Egyptian health ministry and security sources said two protesters were killed in Friday clashes with police in the Cairo district of Alf Maskin and a third in the capital's Abbaseya area, The Daily Star reported.
These sources further claimed that the protesters fired weapons and hurled petrol bombs at police who responded “with tear gas.”
The report, however, does not explain how the protesters were killed.
The Interior Ministry also said it had arrested 47 people, who it accused of being Brotherhood members, during the violence that broke out following Friday prayers.
According to the report, four police officers suffered wounds from birdshot in the port city of Suez.
The Egyptian health ministry also stated that 48 people were wounded during the Friday protests nationwide.
Police cars were burned by protesters in at least two Cairo districts.
Egypt has been in a state of turmoil since the nation’s US-backed army ousted its first democratically-elected President Mohamed Morsi of the Brotherhood last July.

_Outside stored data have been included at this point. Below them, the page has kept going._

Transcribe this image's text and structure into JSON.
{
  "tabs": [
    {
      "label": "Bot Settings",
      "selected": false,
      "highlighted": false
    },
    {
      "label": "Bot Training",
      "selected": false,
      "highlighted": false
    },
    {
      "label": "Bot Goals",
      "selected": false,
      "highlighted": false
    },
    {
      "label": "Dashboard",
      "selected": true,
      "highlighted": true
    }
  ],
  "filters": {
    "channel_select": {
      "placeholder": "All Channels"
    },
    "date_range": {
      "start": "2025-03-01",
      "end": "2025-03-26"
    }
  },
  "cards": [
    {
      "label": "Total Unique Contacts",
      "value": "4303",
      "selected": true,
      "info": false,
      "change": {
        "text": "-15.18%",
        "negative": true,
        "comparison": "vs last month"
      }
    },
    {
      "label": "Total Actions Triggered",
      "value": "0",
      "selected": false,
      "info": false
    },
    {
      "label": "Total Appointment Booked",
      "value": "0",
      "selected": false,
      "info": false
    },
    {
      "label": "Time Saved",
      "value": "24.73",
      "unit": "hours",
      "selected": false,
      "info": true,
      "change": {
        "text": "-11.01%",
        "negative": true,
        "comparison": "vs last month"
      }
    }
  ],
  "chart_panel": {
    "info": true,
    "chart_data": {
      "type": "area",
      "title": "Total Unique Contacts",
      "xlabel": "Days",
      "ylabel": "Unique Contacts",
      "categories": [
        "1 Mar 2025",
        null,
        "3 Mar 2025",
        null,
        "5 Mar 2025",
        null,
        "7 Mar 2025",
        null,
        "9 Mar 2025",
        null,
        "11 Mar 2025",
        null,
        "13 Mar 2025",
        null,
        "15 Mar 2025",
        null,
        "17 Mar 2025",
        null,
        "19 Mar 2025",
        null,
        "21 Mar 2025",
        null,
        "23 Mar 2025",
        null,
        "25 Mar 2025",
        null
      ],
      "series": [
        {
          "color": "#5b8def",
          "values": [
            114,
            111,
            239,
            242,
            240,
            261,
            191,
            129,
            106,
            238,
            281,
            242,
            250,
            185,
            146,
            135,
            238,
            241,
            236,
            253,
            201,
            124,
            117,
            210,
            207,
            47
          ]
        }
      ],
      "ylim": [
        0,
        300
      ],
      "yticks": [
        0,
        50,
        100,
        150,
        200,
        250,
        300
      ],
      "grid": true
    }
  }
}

The Brotherhood, however, has kept up its protests against Morsi's overthrew despite a severe crackdown on the movement that saw the group labelled a terrorist organization in December and led to the killing of hundreds of its supporters and arresting thousands more.
Meanwhile, the Saudi regime, which hailed Morsi’s overthrow by Egypt’s army chief Abdel Fattah al-Sisi, designated the Brotherhood a “terrorist group” on Friday, a move that an Egyptian government spokesman said Cairo welcomed.
The Brotherhood said in a statement that it was "surprised" by the decision, which it said "contradicts entirely with (Saudi Arabia's) historical relations" with the Islamist movement founded in 1928.